Configuring Matillion ETL to use a Proxy

Configuring Matillion ETL to use a Proxy


Overview


In this article we will look info configuring Matillion ETL to use a Proxy.

It is not uncommon to implement proxy-servers to provide an additional layer of security or to act as an intermediary between your servers and the internet. Depending on the scenario, Proxy servers may help with URL and web content filtering, IDS/IPS, data loss prevention, monitoring and advanced threat protection - amongst others.
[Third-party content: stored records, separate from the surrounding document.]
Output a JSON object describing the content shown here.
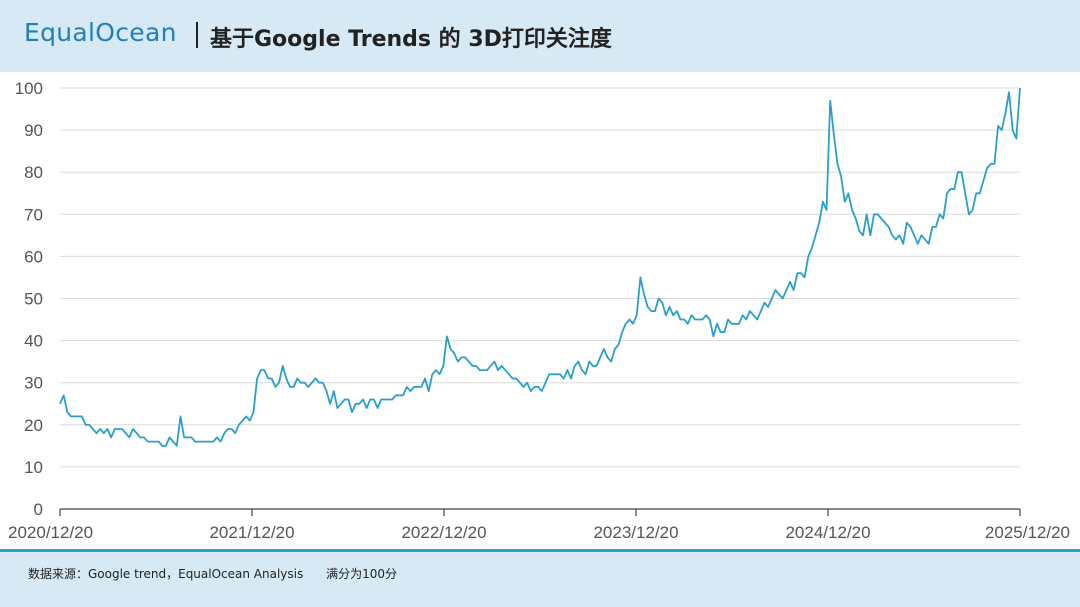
{
  "header": {
    "logo": "EqualOcean",
    "title": "基于Google Trends 的 3D打印关注度"
  },
  "footer": {
    "source": "数据来源：Google trend，EqualOcean Analysis      满分为100分"
  },
  "colors": {
    "line": "#2a9fcc",
    "header_bg": "#d6e9f5",
    "accent": "#2aa0cc"
  },
  "chart_data": {
    "type": "line",
    "title": "基于Google Trends 的 3D打印关注度",
    "xlabel": "",
    "ylabel": "",
    "ylim": [
      0,
      100
    ],
    "y_ticks": [
      0,
      10,
      20,
      30,
      40,
      50,
      60,
      70,
      80,
      90,
      100
    ],
    "x_tick_labels": [
      "2020/12/20",
      "2021/12/20",
      "2022/12/20",
      "2023/12/20",
      "2024/12/20",
      "2025/12/20"
    ],
    "x_range": [
      0,
      260
    ],
    "grid": true,
    "series": [
      {
        "values": [
          25,
          27,
          23,
          22,
          22,
          22,
          22,
          20,
          20,
          19,
          18,
          19,
          18,
          19,
          17,
          19,
          19,
          19,
          18,
          17,
          19,
          18,
          17,
          17,
          16,
          16,
          16,
          16,
          15,
          15,
          17,
          16,
          15,
          22,
          17,
          17,
          17,
          16,
          16,
          16,
          16,
          16,
          16,
          17,
          16,
          18,
          19,
          19,
          18,
          20,
          21,
          22,
          21,
          23,
          31,
          33,
          33,
          31,
          31,
          29,
          30,
          34,
          31,
          29,
          29,
          31,
          30,
          30,
          29,
          30,
          31,
          30,
          30,
          28,
          25,
          28,
          24,
          25,
          26,
          26,
          23,
          25,
          25,
          26,
          24,
          26,
          26,
          24,
          26,
          26,
          26,
          26,
          27,
          27,
          27,
          29,
          28,
          29,
          29,
          29,
          31,
          28,
          32,
          33,
          32,
          34,
          41,
          38,
          37,
          35,
          36,
          36,
          35,
          34,
          34,
          33,
          33,
          33,
          34,
          35,
          33,
          34,
          33,
          32,
          31,
          31,
          30,
          29,
          30,
          28,
          29,
          29,
          28,
          30,
          32,
          32,
          32,
          32,
          31,
          33,
          31,
          34,
          35,
          33,
          32,
          35,
          34,
          34,
          36,
          38,
          36,
          35,
          38,
          39,
          42,
          44,
          45,
          44,
          46,
          55,
          51,
          48,
          47,
          47,
          50,
          49,
          46,
          48,
          46,
          47,
          45,
          45,
          44,
          46,
          45,
          45,
          45,
          46,
          45,
          41,
          44,
          42,
          42,
          45,
          44,
          44,
          44,
          46,
          45,
          47,
          46,
          45,
          47,
          49,
          48,
          50,
          52,
          51,
          50,
          52,
          54,
          52,
          56,
          56,
          55,
          60,
          62,
          65,
          68,
          73,
          71,
          97,
          89,
          82,
          79,
          73,
          75,
          71,
          69,
          66,
          65,
          70,
          65,
          70,
          70,
          69,
          68,
          67,
          65,
          64,
          65,
          63,
          68,
          67,
          65,
          63,
          65,
          64,
          63,
          67,
          67,
          70,
          69,
          75,
          76,
          76,
          80,
          80,
          75,
          70,
          71,
          75,
          75,
          78,
          81,
          82,
          82,
          91,
          90,
          94,
          99,
          90,
          88,
          100
        ]
      }
    ]
  }
}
Matillion ETL is a java application and is hosted on an Apache Tomcat application server. The following instructions configure Tomcat to use a proxy server for http/https communication and Matillion ETL inherits these.

Besides Matillion ETL, there are other applications which do not depend on tomcat and use the proxy configuration of the underlying linux operating system instead. Examples of these are any system processes/services that run in the background, AWS CLI, the bash component in Matillion ETL or Python scripts run using the Python 2/3 interpreters in Matillion ETL. Refer to the Configure Proxy for Linux section to configure proxy redirection for the OS.

This document expects your proxy is already configured and is reachable from the Matillion instance and any ports used for communication are open on the respective Security Groups.

 

Configuring Proxy for Tomcat

  1. SSH to the Matillion ETL instance
  2. Edit the following file - /etc/sysconfig/tomcat8
  3. Add the following line at the end of the file
     
JAVA_OPTS="$JAVA_OPTS -Dhttp.proxyHost=<<proxy host ip/name>> -Dhttp.proxyPort=<<port number>>"

Use the following to configure https proxy.

JAVA_OPTS="$JAVA_OPTS -Dhttps.proxyHost=<<proxy host ip/name>> -Dhttps.proxyPort=<<port number>>"

  1. Save and close the file
  2. Restart Tomcat - sudo service tomcat8 restart

Optionally you may add the following line at the end to instruct the JVM to bypass proxy for loopback and instance metadata.

JAVA_OPTS="$JAVA_OPTS -D http.nonProxyHosts=localhost|127.*|169.254.169.254"

 

Configuring Proxy for Linux

The following instructions configure some Environment Variables on linux to point at the proxy server to use. This is useful for Bash scripts or any Python scripts run from Matillion ETL which may run in their own process space.

  1. SSH to the Matillion ETL instance
  2. Edit the following file - /etc/profile
  3. Add the following line at the end of the file:
export http_proxy=http://<proxy host ip/name>>:<<port number>>/


Use the following to configure https proxy.

export https_proxy=https://<proxy host ip/name>>:<<port number>>/


Some softwares may require/expect uppercase environment variables so it’s safe to set  HTTP_PROXY or HTTPS_PROXY as well.